Selecting Relevant Columns for Efficient ML Model Training | DP-100 Exam Preparation

Select Columns Transform Filter Based Feature Selection Apply Transformation Permutation Feature Importance (PFI)

Question

You have to train a ML model on your dataset consisting of a large number of columns.

Based on your experience, you anticipate long and expensive training runs.

In order to improve the time- and cost-efficiency of your work, you want to decrease the amount of input data by removing columns of little relevance.

ML Designer offers several modules to use in your pipeline: Select Columns Transform Filter Based Feature Selection Apply Transformation Permutation Feature Importance (PFI) Which designer modules should you include, in what order?

Answers

Explanations

Click on the arrows to vote for the correct answer

A. B. C. D.

Answer: B.

Option A is incorrect because while you actually need these three modules, Filter Based Feature Selection must be the first in the sequence because it holds the logic to calculate the relevance of features, i.e.
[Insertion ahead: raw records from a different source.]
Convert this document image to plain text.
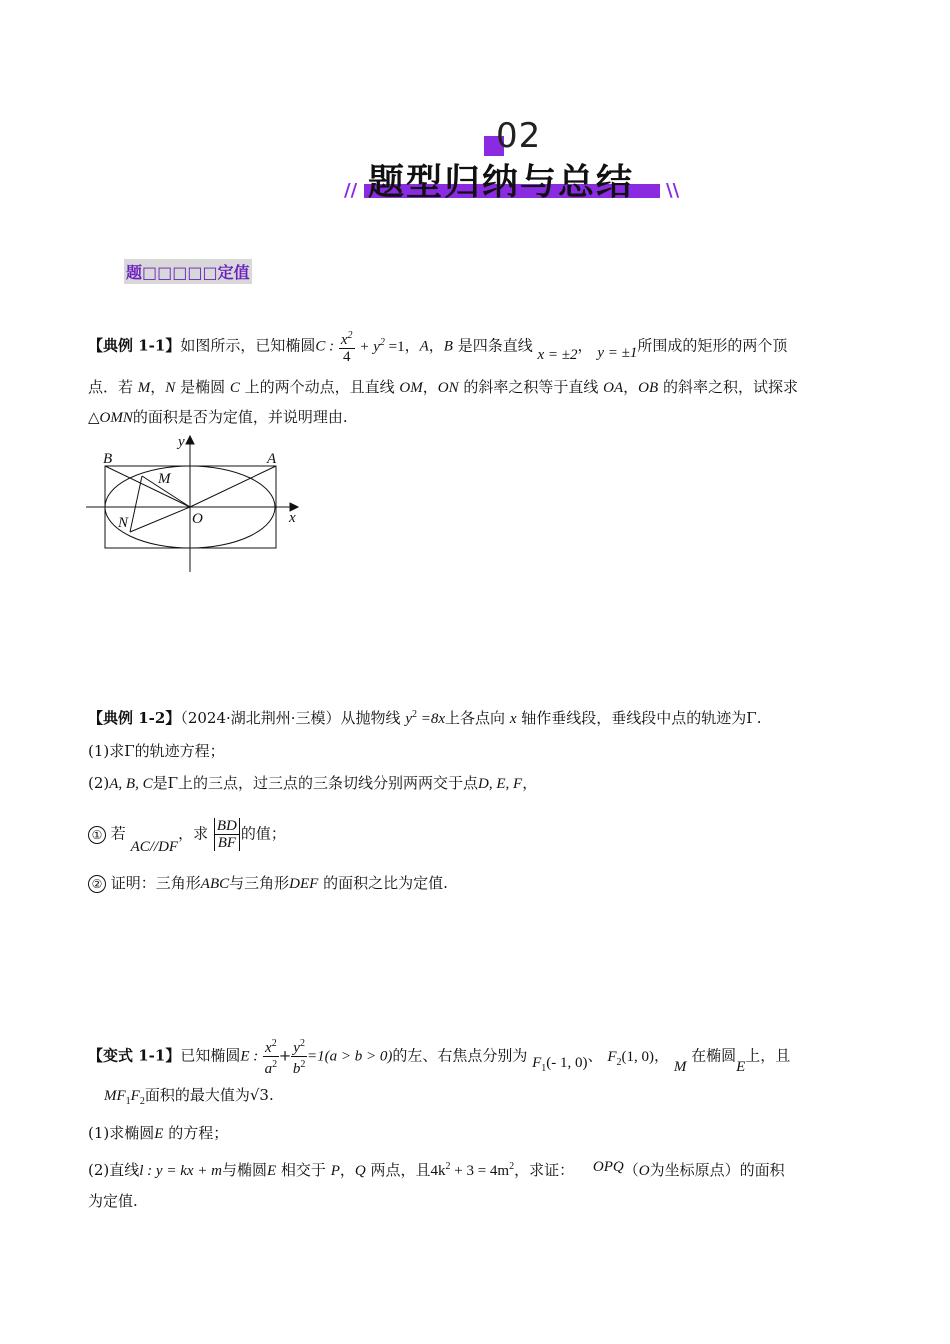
02
题型归纳与总结
//	\\
题□□□□□定值
【典例 1-1】如图所示，已知椭圆C : $\frac{x^2}{4} + y^2 =1$，A，B 是四条直线 x = ±2， y = ±1所围成的矩形的两个顶
点．若 M，N 是椭圆 C 上的两个动点，且直线 OM，ON 的斜率之积等于直线 OA，OB 的斜率之积，试探求
△OMN的面积是否为定值，并说明理由.
y
x
B	A
M
N	O
【典例 1-2】（2024·湖北荆州·三模）从抛物线 $y^2 =8x$上各点向 x 轴作垂线段，垂线段中点的轨迹为Γ.
(1)求Γ的轨迹方程；
(2)A, B, C是Γ上的三点，过三点的三条切线分别两两交于点D, E, F，
① 若 AC//DF，求 $\frac{BD}{BF}$ 的值；
② 证明：三角形ABC与三角形DEF 的面积之比为定值.
【变式 1-1】已知椭圆E : $\frac{x^2}{a^2} + \frac{y^2}{b^2} =1(a > b > 0)$的左、右焦点分别为 $F_1(-$ 1, 0)、 $F_2(1$, 0)， M 在椭圆E上，且
$MF_1F_2$面积的最大值为√3.
(1)求椭圆E 的方程；
(2)直线l : y = kx + m与椭圆E 相交于 P，Q 两点，且$4k^2 + 3 = 4m^2$，求证： OPQ（O为坐标原点）的面积
为定值.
the sequence is incorrect.

Option B is CORRECT because in order to filter out irrelevant columns from your dataset before the model is created, you need to use filter based feature selection by choosing a statistical measure which is calculated for each feature and used to determine their relevance.
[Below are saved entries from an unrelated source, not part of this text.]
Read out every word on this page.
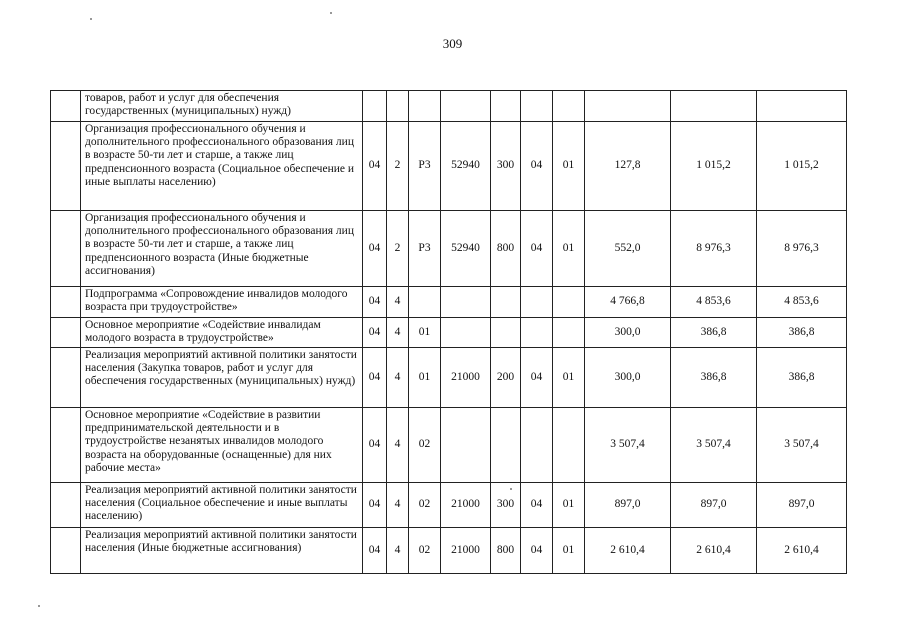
309
	товаров, работ и услуг для обеспечения государственных (муниципальных) нужд)										
	Организация профессионального обучения и дополнительного профессионального образования лиц в возрасте 50-ти лет и старше, а также лиц предпенсионного возраста (Социальное обеспечение и иные выплаты населению)	04	2	Р3	52940	300	04	01	127,8	1 015,2	1 015,2
	Организация профессионального обучения и дополнительного профессионального образования лиц в возрасте 50-ти лет и старше, а также лиц предпенсионного возраста (Иные бюджетные ассигнования)	04	2	Р3	52940	800	04	01	552,0	8 976,3	8 976,3
	Подпрограмма «Сопровождение инвалидов молодого возраста при трудоустройстве»	04	4						4 766,8	4 853,6	4 853,6
	Основное мероприятие «Содействие инвалидам молодого возраста в трудоустройстве»	04	4	01					300,0	386,8	386,8
	Реализация мероприятий активной политики занятости населения (Закупка товаров, работ и услуг для обеспечения государственных (муниципальных) нужд)	04	4	01	21000	200	04	01	300,0	386,8	386,8
	Основное мероприятие «Содействие в развитии предпринимательской деятельности и в трудоустройстве незанятых инвалидов молодого возраста на оборудованные (оснащенные) для них рабочие места»	04	4	02					3 507,4	3 507,4	3 507,4
	Реализация мероприятий активной политики занятости населения (Социальное обеспечение и иные выплаты населению)	04	4	02	21000	300	04	01	897,0	897,0	897,0
	Реализация мероприятий активной политики занятости населения (Иные бюджетные ассигнования)	04	4	02	21000	800	04	01	2 610,4	2 610,4	2 610,4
You will then use only the columns with the best scores for the best efficiency.

You then deed to add Select Columns Transform to generate a dynamic set of columns, then Apply Transformation.

Option C is incorrect because Filter Based Feature Selection and PFI cannot be mixed this way.

Not the right modules selected.

Option D is incorrect because If you want to filter out columns from your dataset before the model is created, you need to use filter based feature selection.

Permutation Feature Importance can be used to generate a set of feature scores after the model has been trained, to calculate feature importance afterwards.

PFI uses a trained model and a dataset as inputs, while FPFS uses a dataset (typically train data) as input.

Hence, using PFI is incorrect.

Reference:

When training a machine learning model, it is often beneficial to remove any columns of data that are not useful for the prediction task. This reduces the amount of data that needs to be processed, which can save time and cost during the training phase. In this scenario, there are four ML Designer modules to consider in order to accomplish this task: Select Columns Transform, Filter Based Feature Selection, Apply Transformation, and Permutation Feature Importance (PFI).

The first step in this process should be to use the Select Columns Transform module, which allows you to select only the columns that you want to keep for the rest of the pipeline. This will help you reduce the amount of data that needs to be processed, which can lead to faster and more cost-effective training runs. Therefore, the correct first module in the pipeline is 1 - Select Columns Transform.

Next, you can use the Filter Based Feature Selection module, which automatically removes any columns that have little relevance to the prediction task. This module works by ranking each column based on its correlation with the target variable and removing those that fall below a certain threshold. This can be useful in cases where you have a large number of columns and it is difficult to manually determine which ones are relevant. Therefore, the correct second module in the pipeline is 2 - Filter Based Feature Selection.

After removing the columns that are not relevant, you can use the Apply Transformation module to apply any necessary transformations to the remaining data. This may include standardizing the data, encoding categorical variables, or performing other pre-processing steps. This step is important to ensure that the data is in a format that can be used by the machine learning algorithm. Therefore, the correct third module in the pipeline is 3 - Apply Transformation.

Finally, you can use the Permutation Feature Importance (PFI) module to measure the importance of each column to the prediction task. This module works by randomly permuting the values in each column and measuring the effect on the model's accuracy. Columns that have a large impact on the model's accuracy are considered more important, and those with a smaller impact can be removed from the data set. However, this step is optional, as it may not always be necessary or cost-effective to perform this additional step. Therefore, the correct fourth module in the pipeline is not required in this case.

Therefore, the correct answer is A - 1, 2, 3.